Il nostro reparto Rpd (Residenza Protetta per le Demenze) accoglie persone anziane che presentano patologie croniche degenerative, tra cui un deterioramento cognitivo ascrivibile a un quadro di demenza. Nel reparto si svolgono prestazioni che concorrono al mantenimento delle abilità residue per garantire la miglior qualità di vita possibile.
Dal dicembre 2019 il reparto ha aderito al metodo Gentlecare. A seguito di uno specifico corso di formazione, gli operatori si sono impegnati a pianificare e organizzare gli spazi, le attività e le relazioni con i residenti del reparto, in modo da raggiungere il miglior livello di benessere possibile.
Il metodo Gentlecare si basa su una riformulazione in senso protesico di persone, attività e spazio, consentendo di compensare le perdite in termini di funzioni cognitive e abilità quotidiane e permettendo all’anziano di vivere una vita quotidiana efficace e serena.
Il principio cardine è quello di fornire dall’esterno, mediante le protesi, ciò che l’anziano con demenza non può avere dall’interno, passando quindi da un modello basato sul sintomo a un modello basato invece sui bisogni. L’obiettivo non è dunque quello di andare a recuperare funzioni perse, ma di consentire all’anziano una quotidianità priva di stress e di dolore. Le modalità con cui spesso il malato esprime il suo disagio si palesa tramite alterazioni a livello comportamentale: possono manifestarsi agitazione, aggressività, vagabondaggio, aprassie, agnosie e disturbi dell’alimentazione. Ciò che a parole non può essere espresso si manifesta spesso nelle suddette modalità, aumentando il carico assistenziale e, di conseguenza, aumentando il disagio che il malato vive.
Il modello Gentlecare è un modello individualizzato: si basa sulla singola persona, sulle sue caratteristiche, desideri, bisogni e emozioni e il punto di partenza è squisitamente personale: si parte dalla biografia della persona e sulla base di essa si organizzano le attività e i suoi spazi. Dal momento dell’ingresso in struttura, momento in cui la persona si immerge in tempi e luoghi totalmente differenti, ciò che assume importanza è la storia che la persona porta con sé, chi è, che lavoro svolgeva, quanto della persona e delle sue capacità rimane integro, quali attività preferisce e quali parti di un compito non riesce più a svolgere.
Nel modello Gentlecare le persone, in tal senso gli operatori del reparto, divengono protesi, veri e propri “agenti terapeutici”. Già a partire dal corso di formazione, gli operatori hanno sperimentato l’utilità e il risultato prezioso di mettersi spesso nei panni dell’anziano. Ciò consente agli operatori di vivere e di relazionarsi con i residenti creando un’atmosfera serena che consenta di liberarsi dalla rigidità tipica del “reparto”, spesso causa di disagio, e di comprendere desideri, necessità, bisogni. I nostri operatori si sono messi subito a lavoro con ottimismo e quell’entusiasmo che si può sentire già entrando nel reparto.
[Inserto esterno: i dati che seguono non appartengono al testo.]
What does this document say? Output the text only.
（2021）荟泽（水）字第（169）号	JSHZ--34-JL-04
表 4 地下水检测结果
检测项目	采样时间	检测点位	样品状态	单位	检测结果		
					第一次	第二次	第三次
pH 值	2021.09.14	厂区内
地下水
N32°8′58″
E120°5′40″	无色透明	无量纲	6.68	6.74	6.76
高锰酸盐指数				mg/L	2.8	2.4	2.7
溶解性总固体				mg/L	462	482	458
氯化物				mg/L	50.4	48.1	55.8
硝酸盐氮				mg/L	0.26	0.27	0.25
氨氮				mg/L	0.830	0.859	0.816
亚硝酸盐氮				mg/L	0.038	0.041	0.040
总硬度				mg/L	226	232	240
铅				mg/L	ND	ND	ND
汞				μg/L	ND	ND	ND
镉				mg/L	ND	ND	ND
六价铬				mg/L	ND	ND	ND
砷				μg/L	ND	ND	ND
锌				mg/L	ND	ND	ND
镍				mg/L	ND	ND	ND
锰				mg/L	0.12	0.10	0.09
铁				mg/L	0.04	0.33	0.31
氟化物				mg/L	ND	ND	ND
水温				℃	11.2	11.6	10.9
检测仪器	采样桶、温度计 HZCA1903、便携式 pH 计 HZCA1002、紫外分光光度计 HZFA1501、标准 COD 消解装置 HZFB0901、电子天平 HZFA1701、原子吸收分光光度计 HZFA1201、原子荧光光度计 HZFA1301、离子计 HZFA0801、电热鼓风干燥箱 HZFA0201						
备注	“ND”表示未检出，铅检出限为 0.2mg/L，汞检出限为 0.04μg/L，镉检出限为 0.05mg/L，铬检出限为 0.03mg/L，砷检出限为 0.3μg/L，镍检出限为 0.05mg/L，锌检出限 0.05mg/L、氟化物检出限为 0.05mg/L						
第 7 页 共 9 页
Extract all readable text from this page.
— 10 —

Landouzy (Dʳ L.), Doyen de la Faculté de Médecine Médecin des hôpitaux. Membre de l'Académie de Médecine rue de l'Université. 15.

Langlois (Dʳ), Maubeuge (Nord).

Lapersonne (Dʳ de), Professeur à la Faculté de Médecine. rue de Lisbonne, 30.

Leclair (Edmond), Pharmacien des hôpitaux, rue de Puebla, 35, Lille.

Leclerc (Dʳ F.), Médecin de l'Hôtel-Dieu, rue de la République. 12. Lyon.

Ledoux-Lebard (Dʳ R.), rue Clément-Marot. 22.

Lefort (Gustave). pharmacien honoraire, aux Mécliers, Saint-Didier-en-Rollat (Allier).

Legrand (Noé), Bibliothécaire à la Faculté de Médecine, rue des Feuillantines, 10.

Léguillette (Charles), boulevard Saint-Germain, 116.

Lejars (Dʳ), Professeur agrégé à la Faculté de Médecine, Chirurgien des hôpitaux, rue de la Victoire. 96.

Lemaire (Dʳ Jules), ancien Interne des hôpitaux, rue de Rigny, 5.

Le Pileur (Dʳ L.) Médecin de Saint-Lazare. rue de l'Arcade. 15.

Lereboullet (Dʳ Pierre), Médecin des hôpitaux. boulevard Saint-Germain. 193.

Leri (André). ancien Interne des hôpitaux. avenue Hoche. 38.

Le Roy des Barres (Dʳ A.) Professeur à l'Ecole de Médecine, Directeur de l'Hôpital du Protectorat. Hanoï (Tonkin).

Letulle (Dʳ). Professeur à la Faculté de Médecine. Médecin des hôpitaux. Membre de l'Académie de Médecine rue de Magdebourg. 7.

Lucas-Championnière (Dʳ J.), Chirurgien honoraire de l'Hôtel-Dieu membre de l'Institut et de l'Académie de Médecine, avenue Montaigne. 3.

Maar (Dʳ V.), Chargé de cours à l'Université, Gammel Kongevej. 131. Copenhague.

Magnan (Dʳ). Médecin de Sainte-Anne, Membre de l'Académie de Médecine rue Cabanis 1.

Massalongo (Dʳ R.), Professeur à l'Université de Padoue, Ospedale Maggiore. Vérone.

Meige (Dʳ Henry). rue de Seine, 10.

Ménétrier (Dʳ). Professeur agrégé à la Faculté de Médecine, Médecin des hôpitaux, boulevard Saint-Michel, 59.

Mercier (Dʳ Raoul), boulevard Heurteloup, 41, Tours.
Anche le attività sono considerate supporti protesici, definibili tali quando si basano sul benessere e piacere che l’anziano ne trae e non sulla performance. Esse si fondano dunque sul sostegno e sulla valorizzazione delle capacità della persona. Con il sostegno del modello, si sono organizzate attività basate sulle differenze individuali, su cosa piace o non piace a ciascun utente, tra queste attività utili (legate cioè alla vita domestica quali fare le pulizie, piegare indumenti, riordinare ambienti con l’aiuto di operatori), attività legate alla cura della persona (cura del viso e dei capelli), attività intellettuali (sfogliare album, riviste), attività legate a caregiver non umani, soprattutto grazie all’utilizzo delle bambole poste nell’ambiente. Particolare rilievo è dato ad attività spirituali, grazie al prezioso contributo di Suor Minda e Suor Gina che operano nel reparto infatti, gli utenti vivono quotidianamente la recita del Rosario, recita di preghiere, partecipazione alla Messa.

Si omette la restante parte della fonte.